Kasus ini berlangsung dalam kurun waktu April 2022 hingga Juli 2025 di wilayah Candisari, Kota Semarang. Tersangka diketahui telah merancang penipuan sejak awal dengan menyusun data keuntungan dan lokasi usaha agar terlihat meyakinkan.

“Tersangka JS ini memang sudah niat menipu sejak April 2022. Ia menyusun data keuntungan dan lokasi bisnis sedemikian rupa agar korban tertarik. Meski dijanjikan keuntungan dalam beberapa bulan, korban tidak pernah mendapatkan respon hingga akhirnya pada April 2025 korban mulai mencari keberadaan pelaku dan resmi melaporkannya ke Ditreskrimsus pada awal 2026,” katanya.

Dana yang masuk dari korban kemudian dikelola melalui rekening fiktif dan dialihkan menjadi aset pribadi tersangka.

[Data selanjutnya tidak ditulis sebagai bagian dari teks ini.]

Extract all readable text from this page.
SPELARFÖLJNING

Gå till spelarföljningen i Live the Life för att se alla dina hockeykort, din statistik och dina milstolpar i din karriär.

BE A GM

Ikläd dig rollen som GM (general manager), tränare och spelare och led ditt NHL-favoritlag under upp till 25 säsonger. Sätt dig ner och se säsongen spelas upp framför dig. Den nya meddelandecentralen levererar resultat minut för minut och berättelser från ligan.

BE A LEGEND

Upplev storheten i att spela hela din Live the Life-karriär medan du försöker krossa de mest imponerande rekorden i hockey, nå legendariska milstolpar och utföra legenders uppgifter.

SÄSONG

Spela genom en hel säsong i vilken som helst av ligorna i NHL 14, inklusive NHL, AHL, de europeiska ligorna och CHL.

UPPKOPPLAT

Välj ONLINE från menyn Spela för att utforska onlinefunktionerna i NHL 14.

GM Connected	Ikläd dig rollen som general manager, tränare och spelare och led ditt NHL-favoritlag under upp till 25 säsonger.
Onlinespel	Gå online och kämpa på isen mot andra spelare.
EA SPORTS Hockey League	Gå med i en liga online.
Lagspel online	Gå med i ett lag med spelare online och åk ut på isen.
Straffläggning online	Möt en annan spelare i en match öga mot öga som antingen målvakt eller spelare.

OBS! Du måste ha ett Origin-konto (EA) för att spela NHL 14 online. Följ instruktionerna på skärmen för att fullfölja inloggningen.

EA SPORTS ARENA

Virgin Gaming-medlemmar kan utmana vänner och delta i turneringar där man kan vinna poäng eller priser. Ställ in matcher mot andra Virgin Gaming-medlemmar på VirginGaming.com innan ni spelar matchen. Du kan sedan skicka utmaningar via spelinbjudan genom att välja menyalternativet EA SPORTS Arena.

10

Dalam pengungkapan kasus ini, polisi melakukan pelacakan aset (asset tracing) dengan melibatkan berbagai pihak, termasuk PPATK dan perbankan.

“Krimsus telah melakukan koordinasi intensif dengan PPATK, kementerian terkait, hingga pihak perbankan. Melalui kerja sama ini, kami berhasil melacak aliran dana dan mengamankan aset-aset milik tersangka. Saat ini dalam proses penyidikan dan tersangka sudah di lakukan penahanan," ucapnya.

Sejumlah barang bukti berhasil diamankan, di antaranya rekening koran, dokumen transaksi fiktif, serta 24 token internet banking. Selain itu, polisi juga menyita aset hasil kejahatan berupa 9 unit mobil, 4 unit sepeda motor, BPKB kendaraan, serta 2 sertifikat tanah.

Total nilai aset yang berhasil dilacak mencapai sekitar Rp22 miliar. Namun, sebagian besar aset tersebut telah digadaikan atau menggunakan nama pihak lain.

Atas perbuatannya, tersangka dijerat dengan pasal TPPU dengan ancaman hukuman maksimal 15 tahun penjara serta denda hingga Rp5 miliar.

Polda Jateng mengimbau masyarakat agar lebih berhati-hati terhadap tawaran investasi yang tidak jelas legalitasnya.

“Kami mengimbau masyarakat untuk selalu melakukan pengecekan legalitas dan rasionalitas suatu investasi. Jangan mudah tergiur dengan keuntungan besar dalam waktu singkat. Polda Jawa Tengah berkomitmen untuk menindak tegas pelaku kejahatan ekonomi demi melindungi masyarakat,” ujarnya.